Ancak davalı tarafından işbu davada yapılan savunmada, … 7. Sulh Ceza Mahkemesi’ne çekin ibraz edildiği günün sonunda hesap bakiyesinin 25.986,25 TL olduğunu, çekin ibraz saatinde hesapta para bulunmadığı belirtilmiş ve buna ilişkin hesap ekstresi dosyaya sunulmuştur. Hesap ekstresinde gün içinde hesaba sürekli para yatırıldığı ve yine kısa süre içinde para çekildiği kayıtlı olup, zaman zaman hesap eksi bakiyeye düşmüş ise de gün sonunda hesaba 30.000,00 TL yatırılması ile saat 17:26 itibariyle bakiyenin 25.986,25 TL olduğu görülmektedir. Taraflar arasındaki uyuşmazlık, çekin bankaya ibrazında hesapta para bulunup bulunmadığı noktasında toplanması nedeniyle, bu hususun tesbiti için öncelikle çekin davalı bankaya hangi saatte ibraz edildiğinin belirlenmesi gerekmektedir.
Bu itibarla, mahkemece, davaya konu hesaba gün içinde sürekli para giriş ve çıkışı yapıldığı ve zaman zaman hesabın eksi bakiyeye düştüğü gözönüne alındığında davaya konu çekin hangi saatte davalı bankaya ibraz edildiği ve anılan saatte hesapta para bulunup bulunmadığının belirlenerek sonucuna göre bir karar verilmesi gerekirken, eksik incelemeye dayalı yazılı şekilde hüküm tesisi doğru olmadığından davalı vekilinin karar düzeltme isteminin kabulü ile Dairemizin 24.02.2014 gün, 2013/15011 Esas, 2014/3353 Karar sayılı bozma ilamında yer alan gerekçeye ek olarak mahkeme kararının açıklanan bu nedenle de bozulmasına karar vermek gerekmiştir.” gerekçesi ile de bozularak dosya Mahkememize gönderilmiştir.
Mahkememizce bozmaya uyularak devam eden yargılamada dosya, bankacı bilirkişiye tevdii edilmiş ve tarafların iddia ve savunmaları kapsamında çekin bağlı olduğu hesabın ibraz tarihi itibariyle incelenmesi hususunda rapor alınmıştır.

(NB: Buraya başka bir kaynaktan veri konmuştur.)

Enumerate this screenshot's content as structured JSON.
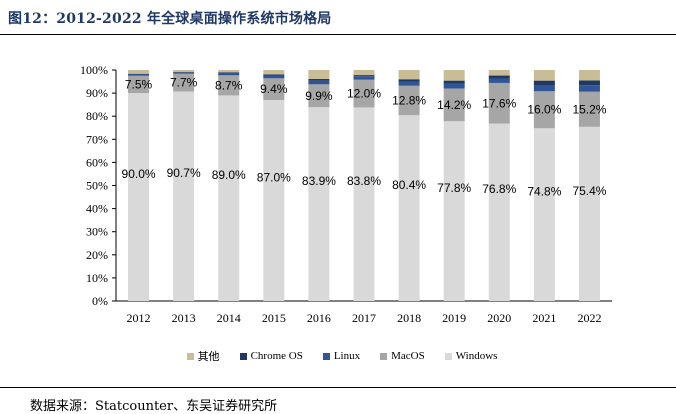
{
  "figure": {
    "title": "图12：2012-2022 年全球桌面操作系统市场格局",
    "source": "数据来源：Statcounter、东吴证券研究所"
  },
  "colors": {
    "其他": "#c9bd97",
    "Chrome OS": "#1f3864",
    "Linux": "#2f5597",
    "MacOS": "#a6a6a6",
    "Windows": "#d9d9d9"
  },
  "chart_data": {
    "type": "bar",
    "stacked": true,
    "categories": [
      "2012",
      "2013",
      "2014",
      "2015",
      "2016",
      "2017",
      "2018",
      "2019",
      "2020",
      "2021",
      "2022"
    ],
    "ylim": [
      0,
      100
    ],
    "yticks": [
      "0%",
      "10%",
      "20%",
      "30%",
      "40%",
      "50%",
      "60%",
      "70%",
      "80%",
      "90%",
      "100%"
    ],
    "legend_position": "bottom",
    "series": [
      {
        "name": "Windows",
        "values": [
          90.0,
          90.7,
          89.0,
          87.0,
          83.9,
          83.8,
          80.4,
          77.8,
          76.8,
          74.8,
          75.4
        ],
        "labels": [
          "90.0%",
          "90.7%",
          "89.0%",
          "87.0%",
          "83.9%",
          "83.8%",
          "80.4%",
          "77.8%",
          "76.8%",
          "74.8%",
          "75.4%"
        ]
      },
      {
        "name": "MacOS",
        "values": [
          7.5,
          7.7,
          8.7,
          9.4,
          9.9,
          12.0,
          12.8,
          14.2,
          17.6,
          16.0,
          15.2
        ],
        "labels": [
          "7.5%",
          "7.7%",
          "8.7%",
          "9.4%",
          "9.9%",
          "12.0%",
          "12.8%",
          "14.2%",
          "17.6%",
          "16.0%",
          "15.2%"
        ]
      },
      {
        "name": "Linux",
        "values": [
          0.8,
          0.6,
          1.0,
          1.2,
          1.6,
          1.5,
          1.8,
          2.0,
          1.9,
          2.4,
          2.8
        ]
      },
      {
        "name": "Chrome OS",
        "values": [
          0.1,
          0.2,
          0.3,
          0.5,
          0.7,
          0.5,
          1.0,
          1.4,
          1.3,
          2.2,
          2.1
        ]
      },
      {
        "name": "其他",
        "values": [
          1.6,
          0.8,
          1.0,
          1.9,
          3.9,
          2.2,
          4.0,
          4.6,
          2.4,
          4.6,
          4.5
        ]
      }
    ],
    "legend": [
      "其他",
      "Chrome OS",
      "Linux",
      "MacOS",
      "Windows"
    ]
  }
}
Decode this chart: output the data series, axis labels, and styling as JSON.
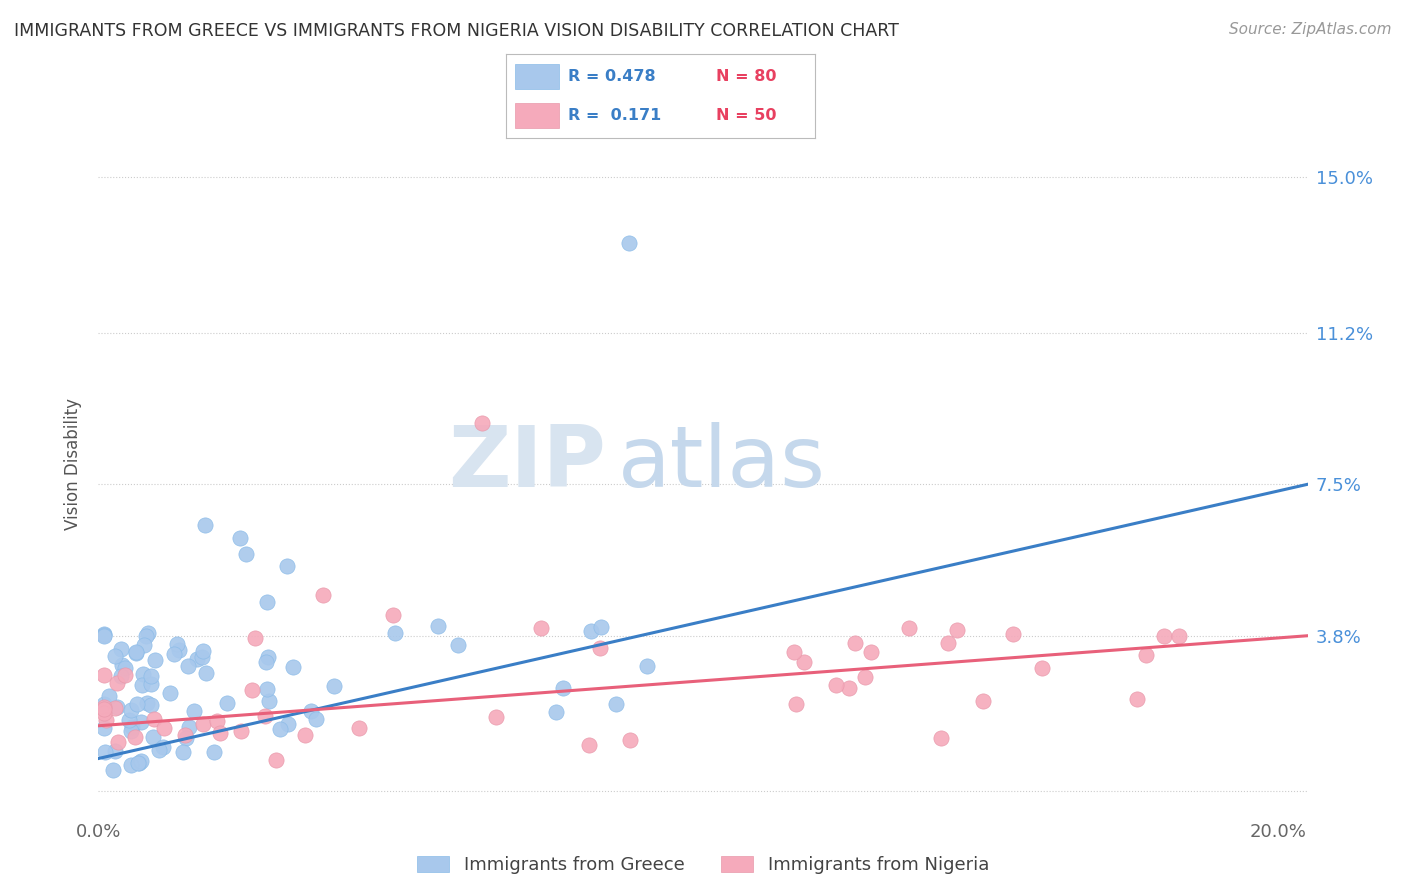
{
  "title": "IMMIGRANTS FROM GREECE VS IMMIGRANTS FROM NIGERIA VISION DISABILITY CORRELATION CHART",
  "source": "Source: ZipAtlas.com",
  "ylabel": "Vision Disability",
  "yticks": [
    0.0,
    0.038,
    0.075,
    0.112,
    0.15
  ],
  "ytick_labels": [
    "",
    "3.8%",
    "7.5%",
    "11.2%",
    "15.0%"
  ],
  "xlim": [
    0.0,
    0.205
  ],
  "ylim": [
    -0.005,
    0.165
  ],
  "greece_R": 0.478,
  "greece_N": 80,
  "nigeria_R": 0.171,
  "nigeria_N": 50,
  "greece_color": "#A8C8EC",
  "nigeria_color": "#F5AABB",
  "greece_line_color": "#3A7EC6",
  "nigeria_line_color": "#E8607A",
  "legend_label_greece": "Immigrants from Greece",
  "legend_label_nigeria": "Immigrants from Nigeria",
  "watermark_zip": "ZIP",
  "watermark_atlas": "atlas",
  "greece_line_y0": 0.008,
  "greece_line_y1": 0.075,
  "nigeria_line_y0": 0.016,
  "nigeria_line_y1": 0.038
}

Bilirkişi raporunda özetle; davalı banka çek senet merkezince dava konusu çekin, son olarak saat 17:02’de provizyon ekranından sorgulandığını, bu saatte ekran bakiyesinin -4.798,41 TL oluğunu ve çekin bu nedenle karşılıksız işlemine tabi tutulduğunu, bankaya bu nedenle yöneltilebilecek bir kusur olmadığını tespit ve beyan etmiştir. Rapor taraflara tebliğ edilmiş, taraf vekillerinin itirazları kapsamında bilirkişiden ek rapor alınmıştır. Bilirkişi ek raporunda kök raporundan ayrılmayı gerektirir bir husus olmadığını beyan etmiştir. Davacı tarafın itirazları üzerine bu kez dava konusu çekin ibraz edildiği banka şubesinde yerinde inceleme yapılarak rapor tanzim edilmek üzere Ankara Nöbetçi ATM’ye talimat yazılmış, çekin bağlı olduğu hesabın ibraz edildiği gün itibariyle hangi işlemlere tabi olduğu hususunda rapor alınmış ve aynı husus davalı bankanın … Şubesinden sorularak gelen yazı cevapları dosya içerisine alınmıştır.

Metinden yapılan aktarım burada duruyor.